This water tower was one of New Zealand’s first reinforced concrete structures and is the only significant remnant of the South Island’s largest industrial complex, Addington Railway Workshops in Christchurch.


Addington Water Tower, Novemeber 2014. IPENZ.

Designed by Peter Ellis of the New Zealand Railways Department, the tower was built in 1883 to provide a pressure water supply for the workshops. Construction was supervised by the designer’s brother, JA Ellis, a foreman in the government service, and prison labour was reportedly used.


Addington Water Tower, 1990, IPENZ Heritage Photographs, Box 3.

The tower was an innovative and daring structure built at a time when reinforced concrete was still novel. The tower foundation consisted of clay upon quicksand, and 23 centimetres of settlement took place by the time it was completed.

The workshops closed and were demolished in the 1980s. In 1990 the tower was still in use, although deterioration of the top iron tank had greatly reduced its capacity. However the concrete tower itself was in good condition and the concrete was sound.


Addington Railway, Christchurch [November 1947], Whites Aviation Ltd; Photographs, Ref; WA-10863-F, Alexander Turnbull Library, Wellington, New Zealand.

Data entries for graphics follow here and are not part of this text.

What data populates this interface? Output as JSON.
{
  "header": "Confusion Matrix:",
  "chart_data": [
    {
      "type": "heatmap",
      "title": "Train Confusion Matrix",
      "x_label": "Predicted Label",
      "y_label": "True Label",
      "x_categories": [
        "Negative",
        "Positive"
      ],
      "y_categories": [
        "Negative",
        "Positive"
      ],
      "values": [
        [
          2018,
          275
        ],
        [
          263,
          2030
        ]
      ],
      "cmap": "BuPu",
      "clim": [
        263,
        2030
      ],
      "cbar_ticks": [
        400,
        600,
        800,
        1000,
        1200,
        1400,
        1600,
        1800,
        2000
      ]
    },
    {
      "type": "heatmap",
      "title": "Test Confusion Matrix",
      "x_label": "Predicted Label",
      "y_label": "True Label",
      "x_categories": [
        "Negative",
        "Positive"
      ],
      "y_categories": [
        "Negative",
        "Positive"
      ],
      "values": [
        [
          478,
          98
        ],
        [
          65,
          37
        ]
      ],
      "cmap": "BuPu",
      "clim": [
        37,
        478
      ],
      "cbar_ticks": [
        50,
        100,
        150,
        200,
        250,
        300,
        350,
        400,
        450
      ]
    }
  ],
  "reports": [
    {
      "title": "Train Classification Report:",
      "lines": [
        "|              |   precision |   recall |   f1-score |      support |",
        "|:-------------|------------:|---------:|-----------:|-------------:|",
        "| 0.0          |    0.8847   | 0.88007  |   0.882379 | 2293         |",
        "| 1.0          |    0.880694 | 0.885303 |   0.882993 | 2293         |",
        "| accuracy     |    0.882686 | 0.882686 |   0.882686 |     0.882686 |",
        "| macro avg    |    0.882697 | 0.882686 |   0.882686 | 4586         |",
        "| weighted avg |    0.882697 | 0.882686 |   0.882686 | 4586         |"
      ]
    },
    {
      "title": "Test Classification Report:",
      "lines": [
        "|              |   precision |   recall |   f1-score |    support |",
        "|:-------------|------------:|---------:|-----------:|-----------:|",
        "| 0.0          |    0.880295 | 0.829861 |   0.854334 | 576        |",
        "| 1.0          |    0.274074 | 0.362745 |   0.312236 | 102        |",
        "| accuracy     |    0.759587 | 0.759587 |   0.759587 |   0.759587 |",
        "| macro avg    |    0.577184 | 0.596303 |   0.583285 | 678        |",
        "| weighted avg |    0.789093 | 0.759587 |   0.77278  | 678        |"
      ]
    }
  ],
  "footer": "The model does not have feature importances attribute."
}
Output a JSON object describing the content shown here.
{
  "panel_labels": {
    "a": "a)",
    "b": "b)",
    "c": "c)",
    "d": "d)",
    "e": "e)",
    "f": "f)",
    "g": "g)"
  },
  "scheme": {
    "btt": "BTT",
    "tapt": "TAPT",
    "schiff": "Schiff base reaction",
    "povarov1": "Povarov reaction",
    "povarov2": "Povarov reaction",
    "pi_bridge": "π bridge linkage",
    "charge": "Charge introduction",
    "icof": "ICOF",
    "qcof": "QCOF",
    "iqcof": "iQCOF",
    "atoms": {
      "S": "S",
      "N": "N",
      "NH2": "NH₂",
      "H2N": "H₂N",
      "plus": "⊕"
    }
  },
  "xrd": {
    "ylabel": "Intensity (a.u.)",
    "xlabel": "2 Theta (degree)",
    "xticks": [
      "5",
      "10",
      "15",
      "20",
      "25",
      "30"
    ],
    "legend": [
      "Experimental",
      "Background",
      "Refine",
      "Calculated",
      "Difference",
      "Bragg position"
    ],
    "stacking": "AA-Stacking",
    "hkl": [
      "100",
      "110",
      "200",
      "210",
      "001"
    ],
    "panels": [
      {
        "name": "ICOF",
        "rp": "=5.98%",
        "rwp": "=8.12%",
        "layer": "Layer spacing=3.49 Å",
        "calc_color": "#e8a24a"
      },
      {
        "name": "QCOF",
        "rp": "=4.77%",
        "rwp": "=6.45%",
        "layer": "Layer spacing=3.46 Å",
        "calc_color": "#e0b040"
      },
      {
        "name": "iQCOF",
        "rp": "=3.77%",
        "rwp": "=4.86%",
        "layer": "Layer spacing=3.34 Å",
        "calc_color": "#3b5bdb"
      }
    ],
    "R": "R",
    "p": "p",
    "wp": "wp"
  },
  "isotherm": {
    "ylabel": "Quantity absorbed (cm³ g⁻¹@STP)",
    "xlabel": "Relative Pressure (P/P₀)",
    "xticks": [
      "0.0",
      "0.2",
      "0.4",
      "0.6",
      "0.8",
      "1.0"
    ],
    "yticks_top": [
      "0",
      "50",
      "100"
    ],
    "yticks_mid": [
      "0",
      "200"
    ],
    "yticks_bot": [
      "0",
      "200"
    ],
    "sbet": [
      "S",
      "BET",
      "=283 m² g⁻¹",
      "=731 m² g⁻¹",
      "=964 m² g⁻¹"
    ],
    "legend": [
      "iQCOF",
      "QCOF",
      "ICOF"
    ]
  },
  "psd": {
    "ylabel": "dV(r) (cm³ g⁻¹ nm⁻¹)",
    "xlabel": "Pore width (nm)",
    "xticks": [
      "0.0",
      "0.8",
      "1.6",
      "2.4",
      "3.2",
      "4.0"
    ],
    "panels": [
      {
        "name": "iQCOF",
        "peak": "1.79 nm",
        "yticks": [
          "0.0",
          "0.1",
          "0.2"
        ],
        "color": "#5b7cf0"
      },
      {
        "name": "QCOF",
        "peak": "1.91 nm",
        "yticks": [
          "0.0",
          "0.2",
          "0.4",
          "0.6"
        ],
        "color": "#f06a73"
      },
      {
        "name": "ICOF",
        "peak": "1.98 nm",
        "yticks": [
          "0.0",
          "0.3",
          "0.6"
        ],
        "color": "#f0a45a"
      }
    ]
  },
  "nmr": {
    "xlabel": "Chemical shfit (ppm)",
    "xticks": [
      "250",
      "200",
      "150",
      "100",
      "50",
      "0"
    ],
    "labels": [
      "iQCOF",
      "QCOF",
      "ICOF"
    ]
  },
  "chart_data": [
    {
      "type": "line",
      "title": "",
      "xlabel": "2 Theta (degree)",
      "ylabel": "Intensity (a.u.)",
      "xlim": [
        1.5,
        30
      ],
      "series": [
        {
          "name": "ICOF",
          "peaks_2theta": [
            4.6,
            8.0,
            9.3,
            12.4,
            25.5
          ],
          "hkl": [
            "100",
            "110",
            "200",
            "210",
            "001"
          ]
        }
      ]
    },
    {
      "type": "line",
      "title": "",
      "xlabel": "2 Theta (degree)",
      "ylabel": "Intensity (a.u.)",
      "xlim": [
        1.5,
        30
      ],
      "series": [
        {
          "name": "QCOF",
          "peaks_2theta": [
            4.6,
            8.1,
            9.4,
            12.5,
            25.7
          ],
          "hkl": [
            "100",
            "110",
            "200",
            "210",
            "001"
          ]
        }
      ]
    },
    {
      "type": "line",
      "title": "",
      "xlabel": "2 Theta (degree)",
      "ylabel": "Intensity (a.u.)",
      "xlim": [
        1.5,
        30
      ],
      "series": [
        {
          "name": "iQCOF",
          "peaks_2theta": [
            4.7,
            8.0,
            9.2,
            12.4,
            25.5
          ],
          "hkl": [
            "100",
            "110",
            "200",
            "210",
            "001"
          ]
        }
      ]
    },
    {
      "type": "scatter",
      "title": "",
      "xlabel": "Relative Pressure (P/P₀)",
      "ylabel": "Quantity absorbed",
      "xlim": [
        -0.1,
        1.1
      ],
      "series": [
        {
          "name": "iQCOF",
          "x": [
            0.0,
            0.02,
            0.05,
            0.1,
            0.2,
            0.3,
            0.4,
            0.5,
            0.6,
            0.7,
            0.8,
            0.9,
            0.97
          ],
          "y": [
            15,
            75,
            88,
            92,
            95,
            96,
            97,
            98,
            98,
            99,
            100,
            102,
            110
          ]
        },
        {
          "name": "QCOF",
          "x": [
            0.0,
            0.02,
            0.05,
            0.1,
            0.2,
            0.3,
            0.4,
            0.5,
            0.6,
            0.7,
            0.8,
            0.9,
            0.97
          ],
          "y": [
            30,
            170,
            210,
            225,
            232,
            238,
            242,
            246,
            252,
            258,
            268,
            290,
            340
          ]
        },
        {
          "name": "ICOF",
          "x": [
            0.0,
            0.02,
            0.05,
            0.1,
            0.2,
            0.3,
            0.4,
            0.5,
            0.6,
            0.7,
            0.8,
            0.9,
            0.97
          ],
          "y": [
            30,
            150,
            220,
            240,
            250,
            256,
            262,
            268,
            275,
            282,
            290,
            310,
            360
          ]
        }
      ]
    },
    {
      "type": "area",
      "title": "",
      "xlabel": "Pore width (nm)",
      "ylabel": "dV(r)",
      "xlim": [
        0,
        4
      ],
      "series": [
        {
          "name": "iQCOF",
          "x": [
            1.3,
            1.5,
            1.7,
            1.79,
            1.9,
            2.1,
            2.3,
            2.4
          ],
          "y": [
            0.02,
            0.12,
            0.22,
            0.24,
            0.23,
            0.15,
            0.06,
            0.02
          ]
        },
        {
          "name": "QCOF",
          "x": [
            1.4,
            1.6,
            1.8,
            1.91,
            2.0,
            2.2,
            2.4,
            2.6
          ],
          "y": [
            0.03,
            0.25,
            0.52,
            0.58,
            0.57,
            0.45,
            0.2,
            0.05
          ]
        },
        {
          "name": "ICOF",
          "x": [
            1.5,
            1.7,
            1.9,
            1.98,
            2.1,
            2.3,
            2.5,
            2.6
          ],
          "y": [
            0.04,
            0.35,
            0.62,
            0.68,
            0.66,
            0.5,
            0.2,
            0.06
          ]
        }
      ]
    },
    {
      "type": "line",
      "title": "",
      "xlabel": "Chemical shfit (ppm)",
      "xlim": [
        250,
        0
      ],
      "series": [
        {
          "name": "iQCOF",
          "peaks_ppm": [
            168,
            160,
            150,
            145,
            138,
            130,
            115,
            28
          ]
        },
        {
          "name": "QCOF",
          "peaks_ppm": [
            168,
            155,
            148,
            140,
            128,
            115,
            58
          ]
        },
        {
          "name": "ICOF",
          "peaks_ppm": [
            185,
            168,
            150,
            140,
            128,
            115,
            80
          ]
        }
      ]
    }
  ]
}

The water tower was also designed with earthquake resistance in mind. The centre of gravity was deliberately very low, even with the tank full of water, so that an earthquake would have to be very severe to capsize it. In 1964 a reinforced concrete ring beam was cast around the top as part of an earthquake strengthening programme. The tower seemed to come through the devastating Canterbury earthquakes of 2010 and 2011 relatively unscathed.

Heritage recognition

This place has been recognised by Heritage New Zealand as a Category 1 historic place (List no.5390).

IPENZ “Engineering to 1990” project

This item of New Zealand’s engineering heritage was recognised as part of the IPENZ “Engineering to 1990” project, which the Institution organised to help celebrate the country’s sesquicentenary in 1990. A plaque was unveiled to mark the significance of this water tower as part of the development of the nation.

More information

Summary of work undertaken following the Canterbury earthquakes of 2010 and 2011. Thanks to John Radburn, Project Director for the Heritage Programme, for supplying this content.


The Water Tower remains standing at Addington, Christchurch, despite the closing and demolition of the Addington Railway Workshops. It is now part of the Tower Junction retail complex.